André Reichardt, qui juge l’échéance « tenable », prédit un essoufflement du mouvement de protestation une fois le décret publié. La pétition du régime local prend toutefois de l’ampleur et a dépassé le cap des 20 000 signatures en deux semaines, incluant les soutiens de personnalités politiques locales et de communes importantes de la région (Colmar, Molsheim, Mulhouse…).

Face-à-face

André Reichardt, sénateur du Bas-Rhin
«Quel serait l’intérêt pour nous, parlementaires alsaciens et mosellans, de refuser une extension du périmètre du régime local ? Nous sommes toutefois contraints par la loi, d’où notre proposition afin d’assurer à court terme la pérennité du régime.»

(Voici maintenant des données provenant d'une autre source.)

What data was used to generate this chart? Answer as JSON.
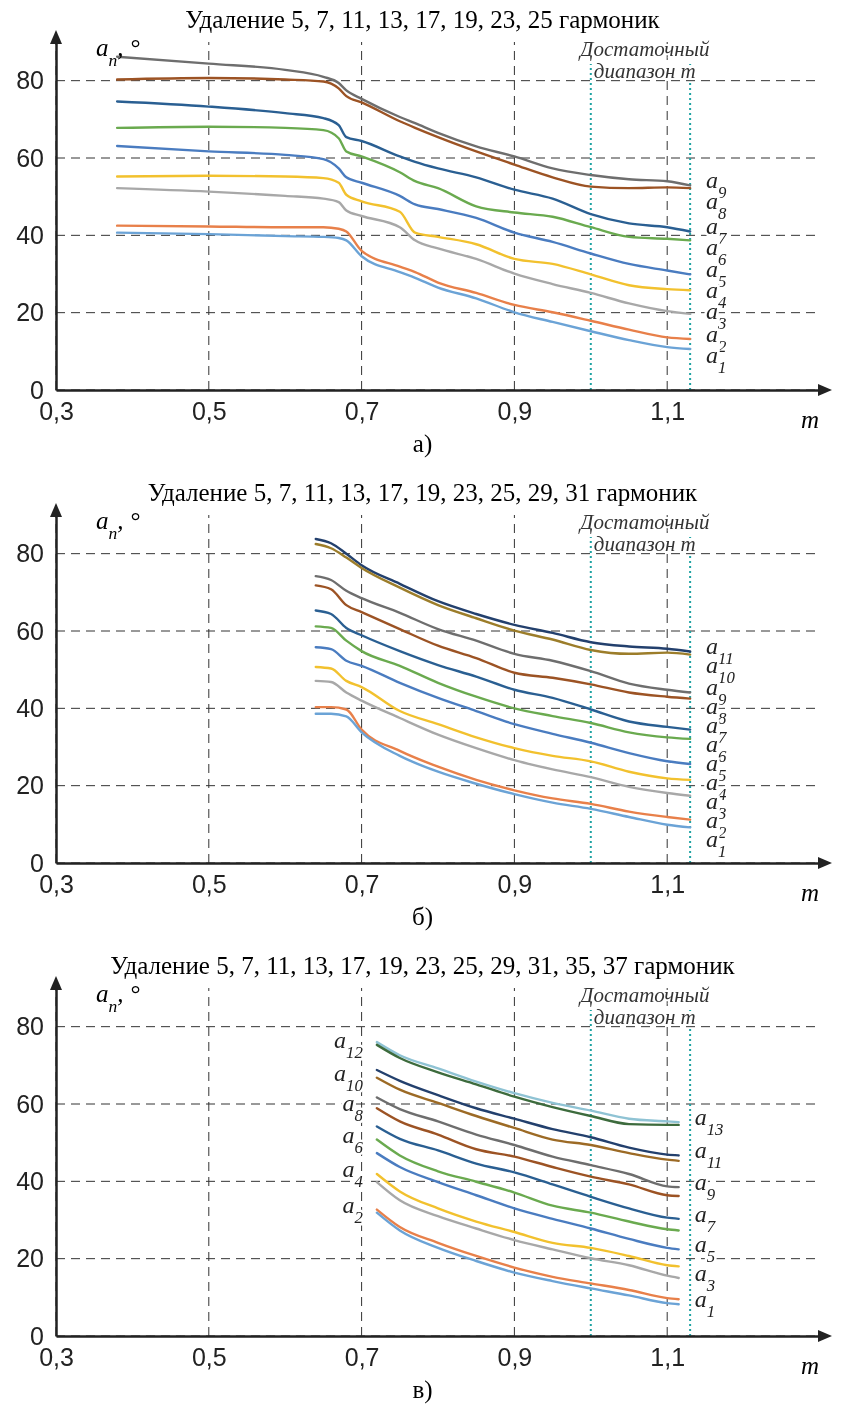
{
  "chart_data": [
    {
      "type": "line",
      "title": "Удаление 5, 7, 11, 13, 17, 19, 23, 25 гармоник",
      "xlabel": "m",
      "ylabel": "a$_{n}$, °",
      "annotations": [
        "а)"
      ],
      "x": [
        0.38,
        0.5,
        0.6,
        0.65,
        0.67,
        0.68,
        0.7,
        0.75,
        0.77,
        0.8,
        0.85,
        0.9,
        0.95,
        1.0,
        1.05,
        1.1,
        1.13
      ],
      "series": [
        {
          "name": "a$_{9}$",
          "color": "#6e6e6e",
          "values": [
            86.2,
            84.4,
            82.8,
            81,
            79.4,
            77.5,
            75.3,
            70.6,
            69,
            66.5,
            63,
            60.4,
            57.3,
            55.6,
            54.5,
            54,
            52.9
          ]
        },
        {
          "name": "a$_{8}$",
          "color": "#9c5324",
          "values": [
            80.3,
            80.7,
            80.3,
            79.8,
            78,
            76,
            74.4,
            69.5,
            67.8,
            65.4,
            61.7,
            58.3,
            55,
            52.6,
            52.2,
            52.4,
            52.2
          ]
        },
        {
          "name": "a$_{7}$",
          "color": "#2a5f92",
          "values": [
            74.6,
            73.3,
            71.6,
            70.3,
            68.5,
            65.4,
            64.4,
            60.4,
            59,
            57.3,
            55,
            51.8,
            49.5,
            45.5,
            43.1,
            42.1,
            41
          ]
        },
        {
          "name": "a$_{6}$",
          "color": "#6aaa4f",
          "values": [
            67.8,
            68.1,
            67.8,
            67.2,
            65.1,
            61.7,
            60.4,
            56.3,
            54,
            52.2,
            47.5,
            45.9,
            44.8,
            42.1,
            39.6,
            39.1,
            38.7
          ]
        },
        {
          "name": "a$_{5}$",
          "color": "#4a7cc0",
          "values": [
            63.1,
            61.7,
            60.8,
            59.7,
            57.3,
            55,
            53.6,
            50.2,
            48,
            46.8,
            44.5,
            40.7,
            38.3,
            35.3,
            32.6,
            30.9,
            29.9
          ]
        },
        {
          "name": "a$_{4}$",
          "color": "#f2c12e",
          "values": [
            55.2,
            55.4,
            55.2,
            54.8,
            53.6,
            50.5,
            48.8,
            46.1,
            40.7,
            39.6,
            37.7,
            33.9,
            32.6,
            29.9,
            27.1,
            26.1,
            25.8
          ]
        },
        {
          "name": "a$_{3}$",
          "color": "#a8a8a8",
          "values": [
            52.2,
            51.3,
            50.2,
            49.5,
            48.6,
            46.4,
            45,
            42.1,
            38.7,
            36.6,
            33.9,
            30.1,
            27.4,
            25.1,
            22.4,
            20.4,
            19.7
          ]
        },
        {
          "name": "a$_{2}$",
          "color": "#e8804a",
          "values": [
            42.5,
            42.3,
            42.1,
            42.1,
            41.7,
            41,
            36,
            31.9,
            30.5,
            27.8,
            25.1,
            22,
            20.1,
            17.9,
            15.6,
            13.6,
            13.2
          ]
        },
        {
          "name": "a$_{1}$",
          "color": "#6ba3d6",
          "values": [
            40.7,
            40.3,
            39.8,
            39.6,
            39.3,
            38.7,
            34.6,
            30.5,
            29,
            26.5,
            23.7,
            20.1,
            17.6,
            15.2,
            12.9,
            11.1,
            10.6
          ]
        }
      ],
      "xlim": [
        0.3,
        1.3
      ],
      "ylim": [
        0,
        90
      ],
      "xticks": [
        {
          "value": 0.3,
          "label": "0,3"
        },
        {
          "value": 0.5,
          "label": "0,5"
        },
        {
          "value": 0.7,
          "label": "0,7"
        },
        {
          "value": 0.9,
          "label": "0,9"
        },
        {
          "value": 1.1,
          "label": "1,1"
        }
      ],
      "yticks": [
        0,
        20,
        40,
        60,
        80
      ],
      "grid": true,
      "ref_lines": [
        {
          "axis": "x",
          "value": 1.0,
          "label": "Достаточный диапазон m",
          "color": "#1fa3a3",
          "line_style": "dotted"
        },
        {
          "axis": "x",
          "value": 1.13,
          "label": null,
          "color": "#1fa3a3",
          "line_style": "dotted"
        }
      ]
    },
    {
      "type": "line",
      "title": "Удаление 5, 7, 11, 13, 17, 19, 23, 25, 29, 31 гармоник",
      "xlabel": "m",
      "ylabel": "a$_{n}$, °",
      "annotations": [
        "б)"
      ],
      "x": [
        0.64,
        0.66,
        0.68,
        0.7,
        0.75,
        0.8,
        0.85,
        0.9,
        0.95,
        1.0,
        1.05,
        1.1,
        1.13
      ],
      "series": [
        {
          "name": "a$_{11}$",
          "color": "#23406d",
          "values": [
            83.8,
            82.7,
            80,
            77,
            72.2,
            67.7,
            64.4,
            61.6,
            59.5,
            57.1,
            56,
            55.4,
            54.7
          ]
        },
        {
          "name": "a$_{10}$",
          "color": "#9c7d2a",
          "values": [
            82.5,
            81.4,
            79,
            76.3,
            71.2,
            66.7,
            63.3,
            60.1,
            57.8,
            55.1,
            54.1,
            54.4,
            53.9
          ]
        },
        {
          "name": "a$_{9}$",
          "color": "#6e6e6e",
          "values": [
            74.2,
            73.2,
            70.4,
            68.5,
            64.7,
            60.5,
            57.5,
            54.1,
            52.3,
            49.6,
            46.4,
            44.8,
            44.1
          ]
        },
        {
          "name": "a$_{8}$",
          "color": "#9c5324",
          "values": [
            71.8,
            70.8,
            66.7,
            64.9,
            60.5,
            56.2,
            53,
            49.2,
            47.9,
            46.2,
            44.1,
            43,
            42.5
          ]
        },
        {
          "name": "a$_{7}$",
          "color": "#2a5f92",
          "values": [
            65.3,
            64.4,
            60.8,
            58.9,
            54.8,
            51.2,
            48.2,
            44.8,
            42.7,
            39.7,
            36.6,
            35.2,
            34.5
          ]
        },
        {
          "name": "a$_{6}$",
          "color": "#6aaa4f",
          "values": [
            61.2,
            60.8,
            57.5,
            54.8,
            51,
            46.6,
            43,
            40,
            38,
            36.2,
            33.8,
            32.5,
            32.1
          ]
        },
        {
          "name": "a$_{5}$",
          "color": "#4a7cc0",
          "values": [
            55.8,
            55.3,
            52.3,
            51,
            46.6,
            42.7,
            39.3,
            35.9,
            33.4,
            31.1,
            28.4,
            26.3,
            25.6
          ]
        },
        {
          "name": "a$_{4}$",
          "color": "#f2c12e",
          "values": [
            50.7,
            50.3,
            47.1,
            45.5,
            39.3,
            35.9,
            32.5,
            29.7,
            27.7,
            26.3,
            23.6,
            21.9,
            21.5
          ]
        },
        {
          "name": "a$_{3}$",
          "color": "#a8a8a8",
          "values": [
            47.1,
            46.8,
            44.1,
            42,
            37.5,
            33.2,
            29.7,
            26.6,
            24.2,
            22.2,
            19.7,
            18.1,
            17.4
          ]
        },
        {
          "name": "a$_{2}$",
          "color": "#e8804a",
          "values": [
            40.3,
            40.3,
            39.7,
            34.5,
            29,
            24.9,
            21.5,
            18.8,
            16.7,
            15.3,
            13.3,
            11.9,
            11.2
          ]
        },
        {
          "name": "a$_{1}$",
          "color": "#6ba3d6",
          "values": [
            38.6,
            38.6,
            37.9,
            33.8,
            27.7,
            23.6,
            20.5,
            17.8,
            15.6,
            14,
            11.9,
            9.9,
            9.2
          ]
        }
      ],
      "xlim": [
        0.3,
        1.3
      ],
      "ylim": [
        0,
        90
      ],
      "xticks": [
        {
          "value": 0.3,
          "label": "0,3"
        },
        {
          "value": 0.5,
          "label": "0,5"
        },
        {
          "value": 0.7,
          "label": "0,7"
        },
        {
          "value": 0.9,
          "label": "0,9"
        },
        {
          "value": 1.1,
          "label": "1,1"
        }
      ],
      "yticks": [
        0,
        20,
        40,
        60,
        80
      ],
      "grid": true,
      "ref_lines": [
        {
          "axis": "x",
          "value": 1.0,
          "label": "Достаточный диапазон m",
          "color": "#1fa3a3",
          "line_style": "dotted"
        },
        {
          "axis": "x",
          "value": 1.13,
          "label": null,
          "color": "#1fa3a3",
          "line_style": "dotted"
        }
      ]
    },
    {
      "type": "line",
      "title": "Удаление 5, 7, 11, 13, 17, 19, 23, 25, 29, 31, 35, 37 гармоник",
      "xlabel": "m",
      "ylabel": "a$_{n}$, °",
      "annotations": [
        "в)"
      ],
      "x": [
        0.72,
        0.75,
        0.8,
        0.85,
        0.9,
        0.95,
        1.0,
        1.05,
        1.1,
        1.115
      ],
      "series": [
        {
          "name": "a$_{13}$",
          "color": "#8fc3d4",
          "values": [
            76,
            72.6,
            69.2,
            65.8,
            62.8,
            60.3,
            58.3,
            56.2,
            55.5,
            55.3
          ]
        },
        {
          "name": "a$_{12}$",
          "color": "#3d6b3d",
          "values": [
            75.3,
            71.9,
            68.2,
            65.1,
            61.9,
            59.2,
            56.9,
            54.8,
            54.6,
            54.6
          ]
        },
        {
          "name": "a$_{11}$",
          "color": "#23406d",
          "values": [
            68.8,
            66,
            62.3,
            58.9,
            56.2,
            53.5,
            51.4,
            48.7,
            46.9,
            46.7
          ]
        },
        {
          "name": "a$_{10}$",
          "color": "#9c6a25",
          "values": [
            66.8,
            63.7,
            60.3,
            56.9,
            53.8,
            50.8,
            49.4,
            47.3,
            45.6,
            45.3
          ]
        },
        {
          "name": "a$_{9}$",
          "color": "#6e6e6e",
          "values": [
            61.7,
            58.7,
            55.5,
            52.1,
            49.4,
            46.4,
            44.2,
            41.9,
            38.7,
            38.5
          ]
        },
        {
          "name": "a$_{8}$",
          "color": "#9c5324",
          "values": [
            58.9,
            55.5,
            52.1,
            48.3,
            46.4,
            43.7,
            41.2,
            39.2,
            36.4,
            36.2
          ]
        },
        {
          "name": "a$_{7}$",
          "color": "#2a5f92",
          "values": [
            54.2,
            51,
            48,
            44.6,
            42.3,
            39.2,
            36,
            33,
            30.6,
            30.3
          ]
        },
        {
          "name": "a$_{6}$",
          "color": "#6aaa4f",
          "values": [
            50.8,
            46.7,
            42.6,
            39.9,
            37.1,
            33.7,
            31.9,
            29.6,
            27.6,
            27.3
          ]
        },
        {
          "name": "a$_{5}$",
          "color": "#4a7cc0",
          "values": [
            47.3,
            43.7,
            39.8,
            36.4,
            33,
            30.3,
            27.8,
            25.1,
            22.8,
            22.4
          ]
        },
        {
          "name": "a$_{4}$",
          "color": "#f2c12e",
          "values": [
            41.9,
            37.4,
            33,
            29.6,
            26.9,
            24.1,
            22.8,
            20.7,
            18.3,
            18
          ]
        },
        {
          "name": "a$_{3}$",
          "color": "#a8a8a8",
          "values": [
            39.8,
            35.1,
            31,
            27.8,
            24.8,
            22.4,
            20.1,
            18.3,
            15.6,
            15
          ]
        },
        {
          "name": "a$_{2}$",
          "color": "#e8804a",
          "values": [
            32.7,
            28.2,
            24.1,
            20.7,
            17.7,
            15.3,
            13.6,
            11.9,
            9.8,
            9.5
          ]
        },
        {
          "name": "a$_{1}$",
          "color": "#6ba3d6",
          "values": [
            31.9,
            27.3,
            22.8,
            19.4,
            16.4,
            14.2,
            12.3,
            10.5,
            8.5,
            8.2
          ]
        }
      ],
      "xlim": [
        0.3,
        1.3
      ],
      "ylim": [
        0,
        90
      ],
      "xticks": [
        {
          "value": 0.3,
          "label": "0,3"
        },
        {
          "value": 0.5,
          "label": "0,5"
        },
        {
          "value": 0.7,
          "label": "0,7"
        },
        {
          "value": 0.9,
          "label": "0,9"
        },
        {
          "value": 1.1,
          "label": "1,1"
        }
      ],
      "yticks": [
        0,
        20,
        40,
        60,
        80
      ],
      "grid": true,
      "ref_lines": [
        {
          "axis": "x",
          "value": 1.0,
          "label": "Достаточный диапазон m",
          "color": "#1fa3a3",
          "line_style": "dotted"
        },
        {
          "axis": "x",
          "value": 1.13,
          "label": null,
          "color": "#1fa3a3",
          "line_style": "dotted"
        }
      ]
    }
  ]
}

Daniel Lorthiois, président CFDT du régime local
«Nous avons demandé l’expertise d’un cabinet d’avocats : il y a plus de risques à laisser les choses en l’état que de les faire évoluer. Une analyse délibérément ignorée par la mission parlementaire, de même qu’une note juridique émanant du Conseil d’État.»
 

Le régime local d’Alsace-Moselle en trois spécificités

1. Le régime spécial d’assurance maladie d’Alsace-Moselle est d’origine bismarckienne – l’Alsace-Moselle ayant été allemande de 1870 à 1918 : la Reichsversicherungsordnung (réglementation impériale des assurances de l’empire allemand) de 1911 a ainsi imposé une couverture maladie obligatoire.

2. Le régime local est actuellement financé à hauteur de 1,5 % du salaire brut de chaque salarié, couvrant plus de 2,1 millions de personnes (incluant les ayants-droit et les anciens salariés).

3. Le régime local est doté d’une personnalité juridique depuis le décret du 31 mars 1995 : le conseil d’administration, composé de représentants des salariés (CFDT, CFTC, CFE-CGC, CGT, CGT-FO), du président de la Mutualité française Alsace et d’une personnalité qualifiée, a ainsi voix au chapitre quant aux niveaux des cotisations et prestations du régime.